Jump did not respond to the RFT's request for comment, though legal filings seem to back Giovanna's claims that he's attempting to push her out.

In a May 31 filing in St. Louis Circuit Court, Jump asserted that under the terms of City Museum's operating agreement he can be the only one to serve as the museum's legal manager, even though Cassilly's estate legally inherited Bob's 50 percent stake in the business. As Bob's wife at the time of his death, Giovanna is entitled to half of his assets, giving her control of the estate. Bob's children each inherit the remaining 50 percent evenly.

click to enlarge Bob built the outdoor jungle gym MonstroCity as he fought to regain creative control of the museum from a nonprofit board. The story goes that Bob was prohibited from entering the building at the time, so he took to the parking lot instead.
  • Bob built the outdoor jungle gym MonstroCity as he fought to regain creative control of the museum from a nonprofit board.

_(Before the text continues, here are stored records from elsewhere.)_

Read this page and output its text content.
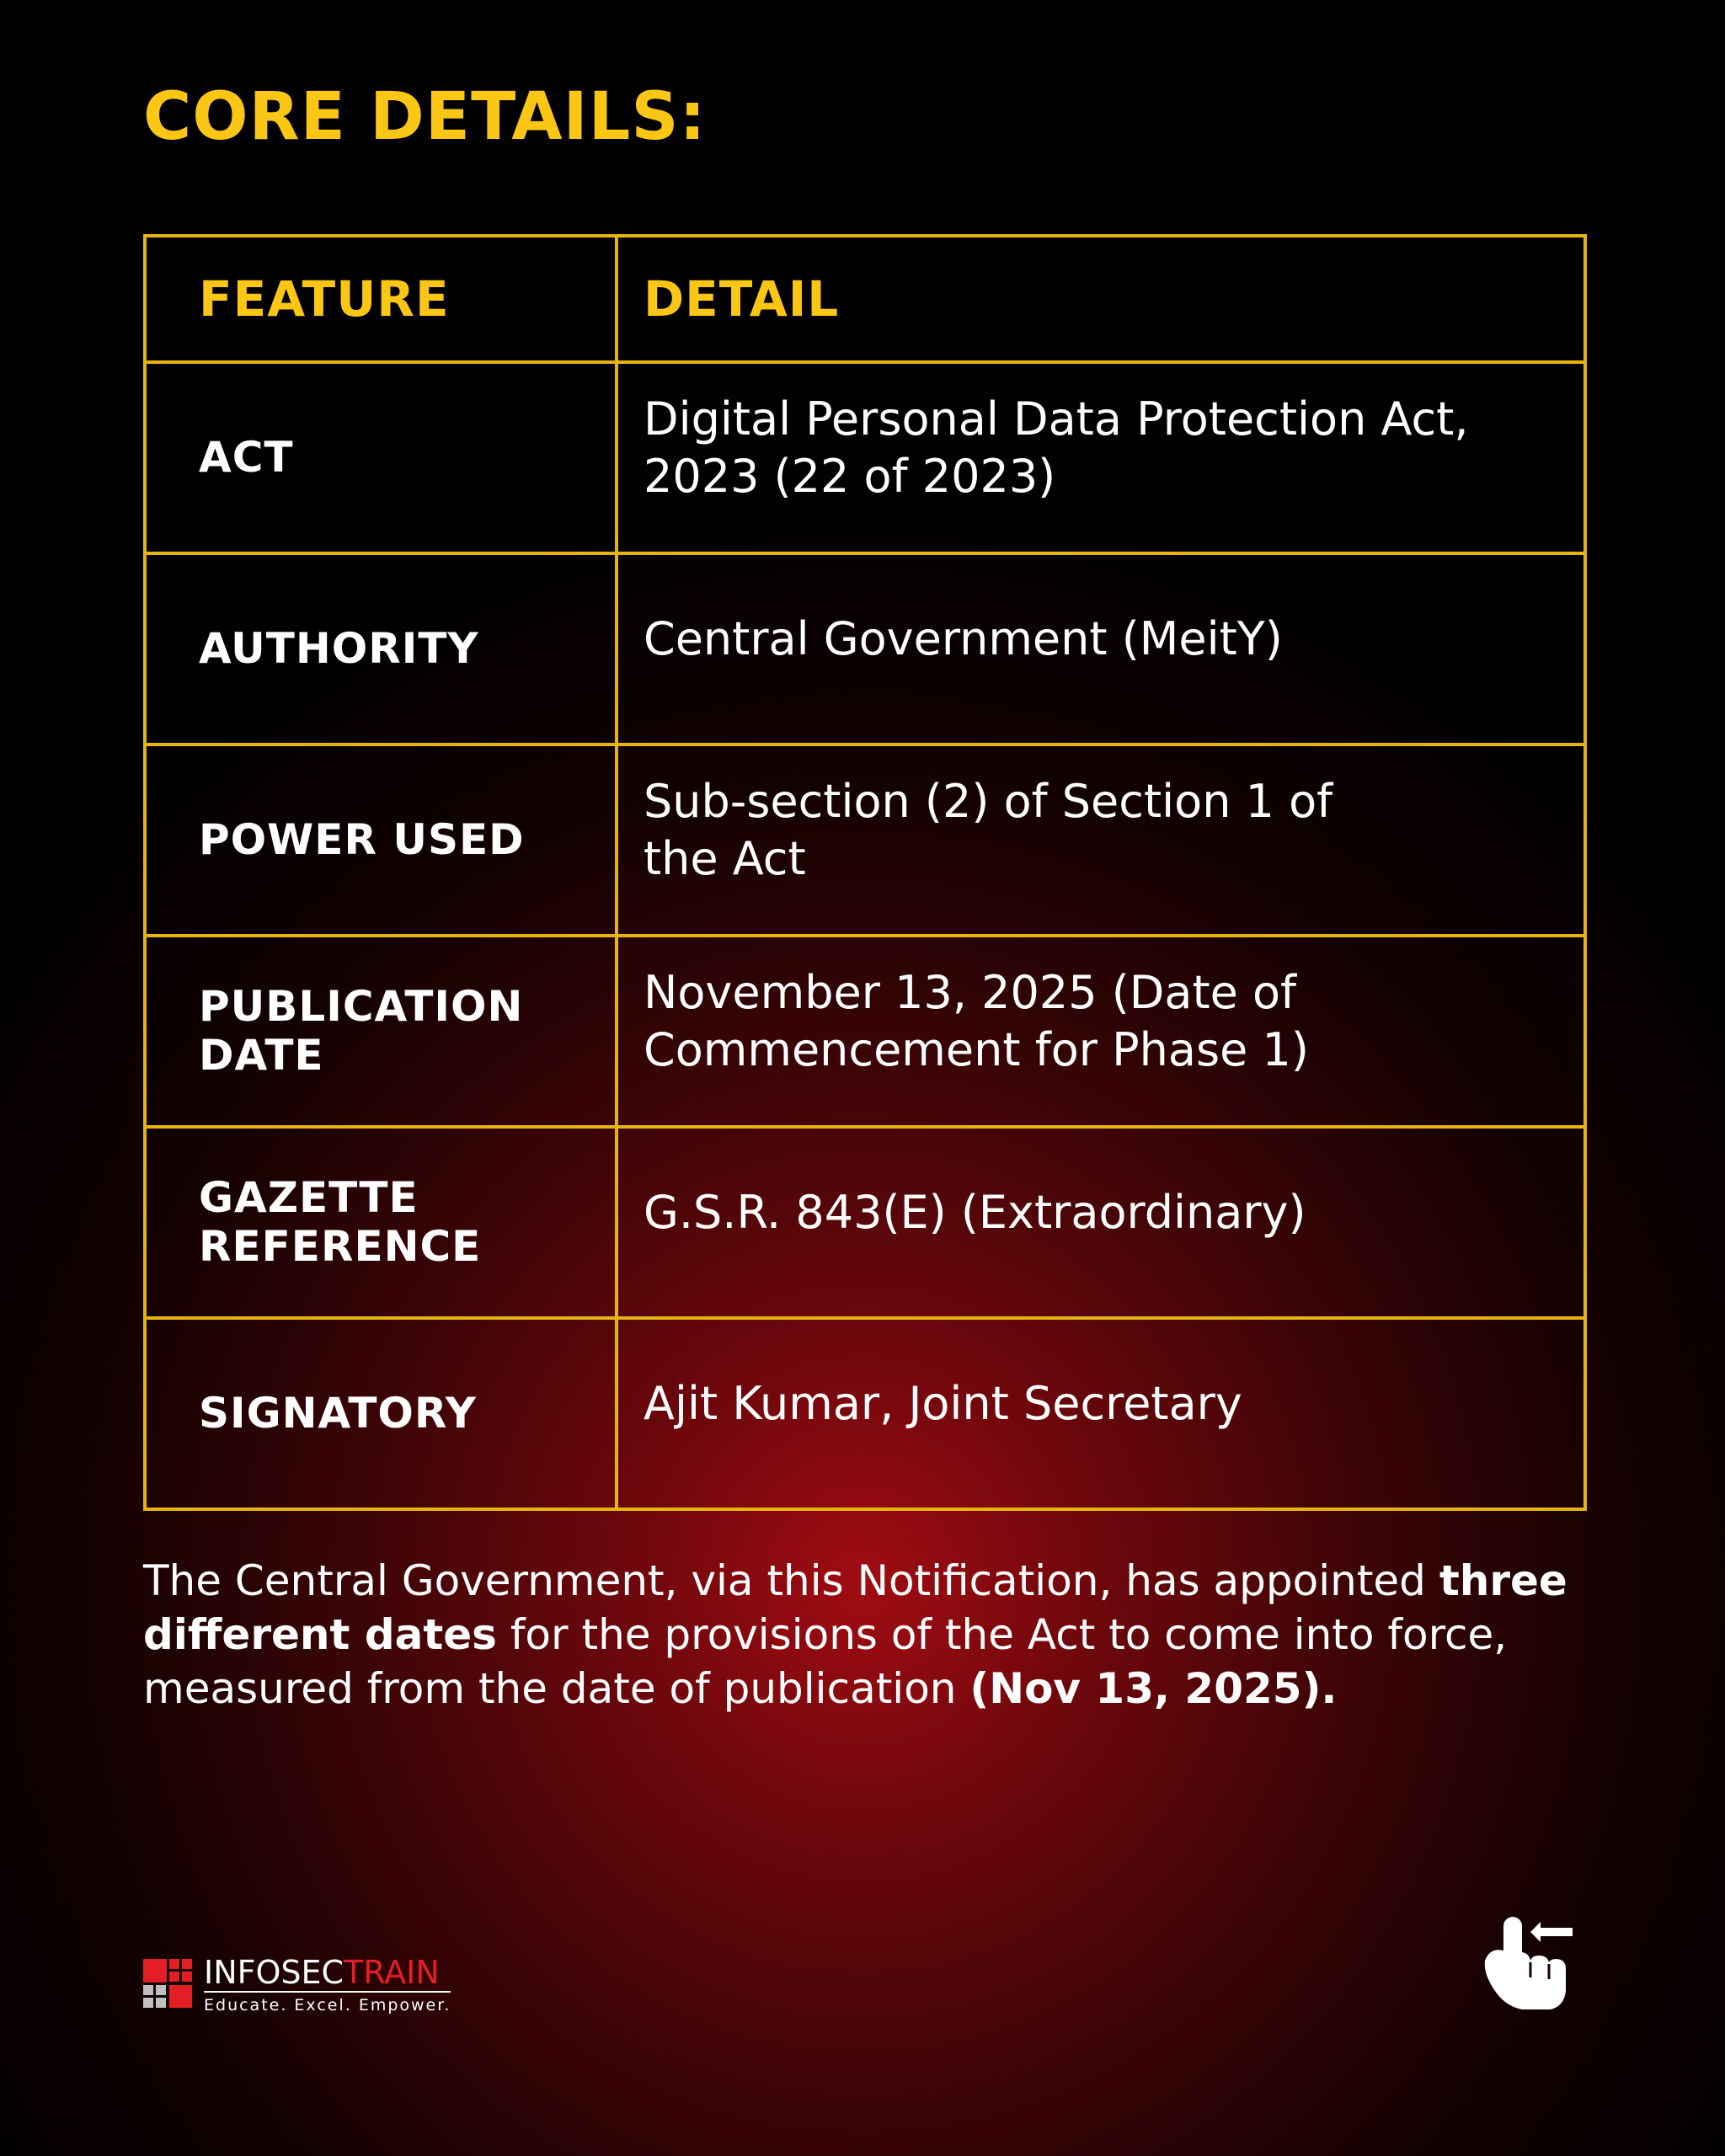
CORE DETAILS:
FEATURE	DETAIL
ACT	Digital Personal Data Protection Act,
2023 (22 of 2023)

AUTHORITY	Central Government (MeitY)

POWER USED	Sub-section (2) of Section 1 of
the Act

PUBLICATION DATE	November 13, 2025 (Date of
Commencement for Phase 1)

GAZETTE REFERENCE	G.S.R. 843(E) (Extraordinary)

SIGNATORY	Ajit Kumar, Joint Secretary

The Central Government, via this Notification, has appointed three different dates for the provisions of the Act to come into force, measured from the date of publication (Nov 13, 2025).

INFOSECTRAIN
Educate. Excel. Empower.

The story goes that Bob was prohibited from entering the building at the time, so he took to the parking lot instead.

According to a preliminary appraisal from October 2011, Bob's share in City Museum LLC and International Building Co., LLC (the residential loft space that also houses the museum) is worth approximately $3 million.

About a month after Cassilly died, Giovanna filed a temporary restraining order against Jump, accusing him of changing locks to keep her out of various storage facilities and offices in City Museum and the IBC Building -- where she, Bob, and their two children had lived -- and preventing her from reviewing City Museum's financial documents.

In a ruling in June, Judge Joan L. Moriarty agreed that under the terms of City Museum's operating agreement, Jump had the right to deny Giovanna access to financial statements despite her role as personal representative of Cassilly's estate.

Now Giovanna says she's just trying to get Jump to make the monthly payments to Bob and his family that he did before Cassilly's death. In court filings, Jump has argued that his monetary distributions to Bob were never fixed, and he claims he has the managerial power to choose to leave money in City Museum instead of distributing it to the owners.

In a court filing on May 31, Jump's attorneys noted: "Plaintiff [Giovanna Cassilly] wants Jump to distribute more money to her regardless of the circumstances -- despite the fact that City Museum and IBC have distributed over $1,800,000 to Bob Cassilly and the estate over the past year and a half."

Giovanna counters that those payments were made prior to Bob's death and since his passing she hasn't received anything from Jump and has consequently struggled to pay bills. The estate has now failed to pay property taxes on Cementland this summer, resulting in an IRS audit.

"He loves to get a good deal," says Giovanna of Jump. "And he's doing everything he can right now to get that. He's squeezing me out here, bit-by-bit."